The cause of mannitol-provoked cough is unknown. It is likely that it mediates its effect indirectly via activation of mast cells in the superficial airway to release mediators, which in turn activate local cough receptors. An earlier study in asthma demonstrated that the degree of bronchoconstriction in response to mannitol and the cough response are independent [11]. This supports the view that mast cell localisation to the epithelium and airway smooth muscle are features of asthma, but may co-exist to different degrees in the same individual [16, 17]. Asthmatics with increased mast cell number in the airway smooth muscle bundle have heightened AHR [15] and it is possible that the number and state of activation of mast cells in the epithelium determines the cough response. Future studies to investigate the mechanisms of mannitol-provoked cough and its relationship to the airway immunopathology are required.

There a number of potential shortcomings of our study. This was a pilot study of a small number of subjects with non-asthmatic chronic cough. We are therefore unable to determine whether mannitol-provoked cough has a strong association with different causes of cough. Its utility as a cough outcome may therefore differ dependent upon the aetiology of the cough. We have only assessed the short-term repeatability. To fully address the clinical utility of mannitol in the assessment of cough future work will need to determine repeatability over a longer period and investigate responsiveness to therapy in more subjects.

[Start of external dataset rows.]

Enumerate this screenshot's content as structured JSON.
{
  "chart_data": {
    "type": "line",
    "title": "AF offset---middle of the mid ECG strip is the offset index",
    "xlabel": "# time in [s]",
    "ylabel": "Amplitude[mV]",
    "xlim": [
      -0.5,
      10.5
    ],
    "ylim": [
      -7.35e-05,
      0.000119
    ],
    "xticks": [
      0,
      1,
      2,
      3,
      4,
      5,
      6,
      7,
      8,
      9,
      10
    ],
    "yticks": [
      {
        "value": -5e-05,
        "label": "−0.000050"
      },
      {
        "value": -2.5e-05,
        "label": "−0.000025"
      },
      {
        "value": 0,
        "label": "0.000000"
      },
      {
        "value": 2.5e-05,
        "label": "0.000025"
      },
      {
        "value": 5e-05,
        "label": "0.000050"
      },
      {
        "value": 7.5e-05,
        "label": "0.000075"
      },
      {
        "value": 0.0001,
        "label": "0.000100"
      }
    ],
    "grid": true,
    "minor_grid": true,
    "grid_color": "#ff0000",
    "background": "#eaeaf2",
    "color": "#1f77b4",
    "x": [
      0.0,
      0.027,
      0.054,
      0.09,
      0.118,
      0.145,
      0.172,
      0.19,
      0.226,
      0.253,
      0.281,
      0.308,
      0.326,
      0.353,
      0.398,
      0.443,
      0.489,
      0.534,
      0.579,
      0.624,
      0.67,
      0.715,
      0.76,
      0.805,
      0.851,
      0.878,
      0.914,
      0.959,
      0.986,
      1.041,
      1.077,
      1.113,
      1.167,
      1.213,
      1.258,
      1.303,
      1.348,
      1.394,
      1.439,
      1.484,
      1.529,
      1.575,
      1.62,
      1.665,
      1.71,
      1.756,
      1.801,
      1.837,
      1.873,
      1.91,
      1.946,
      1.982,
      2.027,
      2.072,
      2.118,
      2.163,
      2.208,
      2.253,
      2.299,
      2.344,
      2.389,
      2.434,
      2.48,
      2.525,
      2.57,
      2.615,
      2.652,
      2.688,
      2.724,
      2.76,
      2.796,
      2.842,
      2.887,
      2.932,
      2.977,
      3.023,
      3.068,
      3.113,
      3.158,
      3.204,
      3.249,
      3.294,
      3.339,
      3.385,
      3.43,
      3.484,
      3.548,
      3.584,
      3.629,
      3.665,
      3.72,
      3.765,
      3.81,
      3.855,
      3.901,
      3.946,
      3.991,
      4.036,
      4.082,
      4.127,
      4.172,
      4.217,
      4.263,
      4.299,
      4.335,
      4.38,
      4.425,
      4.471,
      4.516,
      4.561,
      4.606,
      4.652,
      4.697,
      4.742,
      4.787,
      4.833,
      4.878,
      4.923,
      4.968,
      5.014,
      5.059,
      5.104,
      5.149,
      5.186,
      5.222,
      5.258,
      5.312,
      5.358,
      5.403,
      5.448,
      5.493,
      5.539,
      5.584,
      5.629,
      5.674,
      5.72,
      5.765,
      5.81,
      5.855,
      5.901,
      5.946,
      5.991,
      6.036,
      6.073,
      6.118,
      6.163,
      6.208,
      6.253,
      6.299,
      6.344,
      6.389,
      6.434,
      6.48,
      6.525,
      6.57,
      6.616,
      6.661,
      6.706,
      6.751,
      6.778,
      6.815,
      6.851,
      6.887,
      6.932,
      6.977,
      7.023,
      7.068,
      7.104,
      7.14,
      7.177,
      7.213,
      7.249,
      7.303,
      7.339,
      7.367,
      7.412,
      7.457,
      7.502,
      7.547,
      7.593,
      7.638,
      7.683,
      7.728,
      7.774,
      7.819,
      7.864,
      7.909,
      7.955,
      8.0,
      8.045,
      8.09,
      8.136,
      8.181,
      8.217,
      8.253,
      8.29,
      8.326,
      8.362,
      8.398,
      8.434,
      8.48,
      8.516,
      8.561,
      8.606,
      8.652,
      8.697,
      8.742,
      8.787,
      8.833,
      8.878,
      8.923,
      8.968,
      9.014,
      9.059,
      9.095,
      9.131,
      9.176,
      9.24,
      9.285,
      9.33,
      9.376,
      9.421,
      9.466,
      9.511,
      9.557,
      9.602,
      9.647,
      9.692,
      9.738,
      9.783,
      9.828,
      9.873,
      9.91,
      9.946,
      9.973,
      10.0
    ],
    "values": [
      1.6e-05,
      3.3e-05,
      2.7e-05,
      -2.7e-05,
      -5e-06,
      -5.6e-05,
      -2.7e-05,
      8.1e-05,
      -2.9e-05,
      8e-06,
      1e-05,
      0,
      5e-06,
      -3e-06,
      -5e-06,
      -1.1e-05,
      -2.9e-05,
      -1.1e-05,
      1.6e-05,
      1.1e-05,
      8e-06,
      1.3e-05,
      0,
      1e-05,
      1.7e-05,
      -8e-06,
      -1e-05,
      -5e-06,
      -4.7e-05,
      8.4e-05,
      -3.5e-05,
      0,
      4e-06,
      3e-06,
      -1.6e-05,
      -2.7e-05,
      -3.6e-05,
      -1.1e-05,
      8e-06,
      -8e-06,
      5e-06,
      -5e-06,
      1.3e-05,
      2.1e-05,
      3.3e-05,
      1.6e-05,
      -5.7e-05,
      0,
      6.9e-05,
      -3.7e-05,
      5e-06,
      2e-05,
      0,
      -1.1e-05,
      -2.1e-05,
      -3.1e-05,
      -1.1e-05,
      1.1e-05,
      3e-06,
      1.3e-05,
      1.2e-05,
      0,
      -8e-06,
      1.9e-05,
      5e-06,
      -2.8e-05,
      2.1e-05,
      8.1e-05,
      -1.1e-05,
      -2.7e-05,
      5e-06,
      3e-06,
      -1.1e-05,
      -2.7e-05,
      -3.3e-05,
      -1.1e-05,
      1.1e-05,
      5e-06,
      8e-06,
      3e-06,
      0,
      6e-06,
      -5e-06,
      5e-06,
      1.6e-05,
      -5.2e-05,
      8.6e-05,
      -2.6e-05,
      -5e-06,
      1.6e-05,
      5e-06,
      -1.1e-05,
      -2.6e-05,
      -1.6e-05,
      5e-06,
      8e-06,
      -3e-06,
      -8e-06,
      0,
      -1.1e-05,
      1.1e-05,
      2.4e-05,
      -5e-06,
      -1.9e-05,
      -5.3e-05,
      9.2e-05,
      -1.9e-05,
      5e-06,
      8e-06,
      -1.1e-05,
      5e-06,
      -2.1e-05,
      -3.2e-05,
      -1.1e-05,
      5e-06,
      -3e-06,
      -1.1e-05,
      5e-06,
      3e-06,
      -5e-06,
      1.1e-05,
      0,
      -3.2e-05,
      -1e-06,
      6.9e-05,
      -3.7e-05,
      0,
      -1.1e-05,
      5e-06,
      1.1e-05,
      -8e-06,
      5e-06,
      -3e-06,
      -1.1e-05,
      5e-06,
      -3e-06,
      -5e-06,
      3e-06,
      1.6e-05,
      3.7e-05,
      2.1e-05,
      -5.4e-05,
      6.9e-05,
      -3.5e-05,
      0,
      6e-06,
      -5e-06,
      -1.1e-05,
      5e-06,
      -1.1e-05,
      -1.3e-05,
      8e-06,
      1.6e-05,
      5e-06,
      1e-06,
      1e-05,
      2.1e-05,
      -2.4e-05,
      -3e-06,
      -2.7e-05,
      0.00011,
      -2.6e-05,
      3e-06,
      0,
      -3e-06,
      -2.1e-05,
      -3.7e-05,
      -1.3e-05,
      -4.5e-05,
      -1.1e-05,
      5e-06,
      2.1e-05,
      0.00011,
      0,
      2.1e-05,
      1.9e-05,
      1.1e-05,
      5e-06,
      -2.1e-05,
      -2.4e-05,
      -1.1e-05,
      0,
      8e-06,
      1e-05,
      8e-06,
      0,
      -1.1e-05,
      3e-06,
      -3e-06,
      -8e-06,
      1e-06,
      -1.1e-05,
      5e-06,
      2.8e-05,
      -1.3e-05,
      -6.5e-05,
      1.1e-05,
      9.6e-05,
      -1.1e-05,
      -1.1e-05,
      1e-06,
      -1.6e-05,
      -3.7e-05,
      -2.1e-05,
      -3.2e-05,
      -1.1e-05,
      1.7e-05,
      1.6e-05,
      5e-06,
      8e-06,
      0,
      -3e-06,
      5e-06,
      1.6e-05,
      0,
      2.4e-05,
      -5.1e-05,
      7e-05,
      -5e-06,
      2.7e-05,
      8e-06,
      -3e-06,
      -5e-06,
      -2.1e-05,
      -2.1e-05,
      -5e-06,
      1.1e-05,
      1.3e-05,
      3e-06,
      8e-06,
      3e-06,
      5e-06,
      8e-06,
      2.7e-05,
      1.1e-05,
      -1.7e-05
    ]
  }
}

In conclusion, the mannitol challenge may have potential as a novel cough challenge test. However, its repeatability and ability to discriminate between subjects with non-asthmatic chronic cough in this pilot study was not yet sufficient to recommend its routine use. Our findings need to be replicated in a larger series of chronic coughers and in particular it may be informative to examine response in chronic coughers with different aetiologies.